This feature is eligible for Zero Data Retention (ZDR). When your organization has a ZDR arrangement, data sent through this feature is not stored after the API response is returned.
Task budgets let you tell Claude how many tokens it has for a full agentic loop, including thinking, tool calls, tool results, and output. The model sees a running countdown and uses it to prioritize work and finish gracefully as the budget is consumed.
Task budgets are in public beta on Claude Opus 4.7. Set the task-budgets-2026-03-13 beta header to opt in.
Task budgets work best for agentic workflows where Claude makes multiple tool calls and decisions before finalizing its output to await the next human response. Use them when:
Task budgets complement the effort parameter: effort controls how thoroughly Claude reasons about each step, while task budgets cap the total work Claude can do across an agentic loop.
Add task_budget to output_config and include the beta header:
curl https://api.anthropic.com/v1/messages \
--header "x-api-key: $ANTHROPIC_API_KEY" \
--header "anthropic-version: 2023-06-01" \
--header "anthropic-beta: task-budgets-2026-03-13" \
--header "content-type: application/json" \
--data '{
"model": "claude-opus-4-7",
"max_tokens": 128000,
"messages": [{
"role": "user",
"content": "Review the codebase and propose a refactor plan."
}],
"output_config": {
"effort": "high",
"task_budget": {"type": "tokens", "total": 64000}
}
}'The task_budget object has three fields:
type: always "tokens".total: the number of tokens Claude can spend across the agentic loop, including thinking, tool calls, tool results, and output.remaining (optional): the budget remainder carried over from a prior request. Defaults to total when omitted.Claude sees a budget-countdown marker injected server-side throughout the conversation. The marker shows how many tokens remain in the current agentic loop and updates as the model generates thinking, tool calls, and output, and as it processes tool results. Claude uses this signal to pace itself and finish gracefully as the budget is consumed.

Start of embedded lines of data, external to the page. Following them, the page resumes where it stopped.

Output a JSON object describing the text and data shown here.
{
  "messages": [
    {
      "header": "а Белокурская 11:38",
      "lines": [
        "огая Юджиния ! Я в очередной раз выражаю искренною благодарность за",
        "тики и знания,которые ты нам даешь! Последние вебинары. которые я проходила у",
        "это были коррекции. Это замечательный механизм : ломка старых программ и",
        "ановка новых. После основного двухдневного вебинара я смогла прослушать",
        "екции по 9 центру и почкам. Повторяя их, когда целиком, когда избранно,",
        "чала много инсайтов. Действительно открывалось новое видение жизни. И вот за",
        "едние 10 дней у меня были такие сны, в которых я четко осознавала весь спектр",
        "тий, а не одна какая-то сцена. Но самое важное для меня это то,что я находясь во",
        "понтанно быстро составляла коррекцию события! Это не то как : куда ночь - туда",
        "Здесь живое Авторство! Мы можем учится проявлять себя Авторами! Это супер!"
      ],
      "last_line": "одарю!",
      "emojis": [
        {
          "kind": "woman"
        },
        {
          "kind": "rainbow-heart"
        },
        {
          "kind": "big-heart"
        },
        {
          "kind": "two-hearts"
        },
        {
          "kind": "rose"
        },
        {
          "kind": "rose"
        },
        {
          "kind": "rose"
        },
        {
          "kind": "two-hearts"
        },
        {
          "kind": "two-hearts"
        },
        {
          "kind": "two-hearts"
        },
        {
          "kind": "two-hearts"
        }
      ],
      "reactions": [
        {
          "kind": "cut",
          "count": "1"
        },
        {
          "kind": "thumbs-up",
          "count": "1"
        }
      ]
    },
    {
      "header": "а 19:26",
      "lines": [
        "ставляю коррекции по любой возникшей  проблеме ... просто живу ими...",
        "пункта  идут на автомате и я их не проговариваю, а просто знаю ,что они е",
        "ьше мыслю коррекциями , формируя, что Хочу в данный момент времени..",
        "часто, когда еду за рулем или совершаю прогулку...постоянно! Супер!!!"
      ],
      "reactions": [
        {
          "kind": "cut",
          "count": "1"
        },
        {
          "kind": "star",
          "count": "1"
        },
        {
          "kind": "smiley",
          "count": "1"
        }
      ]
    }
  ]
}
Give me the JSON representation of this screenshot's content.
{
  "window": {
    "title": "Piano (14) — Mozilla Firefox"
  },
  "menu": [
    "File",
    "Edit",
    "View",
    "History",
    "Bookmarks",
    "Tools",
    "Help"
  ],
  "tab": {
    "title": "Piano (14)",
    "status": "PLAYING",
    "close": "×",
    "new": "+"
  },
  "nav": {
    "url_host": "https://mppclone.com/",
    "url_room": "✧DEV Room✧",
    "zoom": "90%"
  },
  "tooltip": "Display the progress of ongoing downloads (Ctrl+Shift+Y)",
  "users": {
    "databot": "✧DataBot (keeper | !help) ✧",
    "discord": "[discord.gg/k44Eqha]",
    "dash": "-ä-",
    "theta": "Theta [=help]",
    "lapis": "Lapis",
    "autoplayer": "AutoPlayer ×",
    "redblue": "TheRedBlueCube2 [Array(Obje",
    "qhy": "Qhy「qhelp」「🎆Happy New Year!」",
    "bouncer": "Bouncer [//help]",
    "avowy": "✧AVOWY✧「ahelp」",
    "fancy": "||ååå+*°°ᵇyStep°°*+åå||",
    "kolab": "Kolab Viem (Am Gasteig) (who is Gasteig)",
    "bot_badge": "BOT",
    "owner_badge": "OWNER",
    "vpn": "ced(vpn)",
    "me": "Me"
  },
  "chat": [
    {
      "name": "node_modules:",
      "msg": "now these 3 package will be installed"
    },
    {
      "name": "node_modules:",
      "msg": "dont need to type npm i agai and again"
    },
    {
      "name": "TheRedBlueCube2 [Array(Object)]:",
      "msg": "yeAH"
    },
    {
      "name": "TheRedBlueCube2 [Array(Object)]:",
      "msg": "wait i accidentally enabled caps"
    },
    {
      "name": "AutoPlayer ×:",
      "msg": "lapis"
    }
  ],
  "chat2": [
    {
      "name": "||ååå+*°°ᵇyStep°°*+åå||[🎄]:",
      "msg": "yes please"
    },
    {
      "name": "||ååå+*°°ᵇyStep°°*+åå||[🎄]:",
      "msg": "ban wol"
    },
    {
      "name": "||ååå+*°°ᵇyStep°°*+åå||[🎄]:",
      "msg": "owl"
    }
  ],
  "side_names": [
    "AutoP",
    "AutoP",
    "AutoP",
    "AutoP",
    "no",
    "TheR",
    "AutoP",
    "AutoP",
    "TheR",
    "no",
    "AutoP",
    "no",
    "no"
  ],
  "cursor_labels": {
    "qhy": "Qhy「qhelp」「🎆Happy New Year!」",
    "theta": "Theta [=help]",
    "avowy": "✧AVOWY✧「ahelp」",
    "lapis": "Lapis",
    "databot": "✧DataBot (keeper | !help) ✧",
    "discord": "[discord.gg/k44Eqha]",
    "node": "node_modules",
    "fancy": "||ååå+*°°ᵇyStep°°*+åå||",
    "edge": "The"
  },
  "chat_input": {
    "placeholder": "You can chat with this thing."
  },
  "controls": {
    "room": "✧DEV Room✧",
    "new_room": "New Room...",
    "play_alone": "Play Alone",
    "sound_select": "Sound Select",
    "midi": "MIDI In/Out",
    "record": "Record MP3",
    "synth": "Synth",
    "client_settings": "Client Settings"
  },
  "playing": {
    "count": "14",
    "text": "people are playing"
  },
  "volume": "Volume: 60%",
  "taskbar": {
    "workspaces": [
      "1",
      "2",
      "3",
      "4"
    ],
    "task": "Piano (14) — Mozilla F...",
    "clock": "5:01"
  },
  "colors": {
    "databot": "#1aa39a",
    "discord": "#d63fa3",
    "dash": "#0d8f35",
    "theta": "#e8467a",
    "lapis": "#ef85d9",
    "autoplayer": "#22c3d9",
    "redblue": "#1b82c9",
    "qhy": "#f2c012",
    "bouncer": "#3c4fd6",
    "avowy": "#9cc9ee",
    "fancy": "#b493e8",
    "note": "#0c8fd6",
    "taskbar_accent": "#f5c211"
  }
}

The countdown reflects tokens Claude has processed in the current agentic loop, not tokens you resend between turns. If your client sends the full conversation history on every follow-up request, your client-side token count may differ from the budget Claude is tracking. If you also decrement remaining while resending full history, the model sees an under-reported budget and the countdown drops faster than it should, causing Claude to wrap up earlier than the budget actually allows. Set a generous budget and let the model self-regulate against the countdown rather than trying to mirror it client-side.
The task budget counts what Claude sees (thinking, tool calls and results, and text), not what's in your request payload. In an agentic loop your client resends the full conversation on every request, so the payload grows turn over turn, but the budget only decrements by the tokens Claude sees this turn.
Consider a loop with task_budget: {type: "tokens", total: 100000} and a single bash tool.
Turn 1. You send the initial request:
{
"messages": [
{ "role": "user", "content": "Audit this repo for security issues and report findings." }
]
}Claude thinks, then emits a tool call and stops with stop_reason: "tool_use":
{
"role": "assistant",
"content": [
{
"type": "thinking",
"thinking": "I'll start by listing dependencies to look for known-vulnerable packages..."
},
{
"type": "tool_use",
"id": "toolu_01",
"name": "bash",
"input": { "command": "cat package.json && npm audit --json" }
}
]
}Suppose this assistant turn (thinking plus the tool call) totals 5,000 generated tokens. The countdown Claude saw during generation ended near remaining ≈ 95,000.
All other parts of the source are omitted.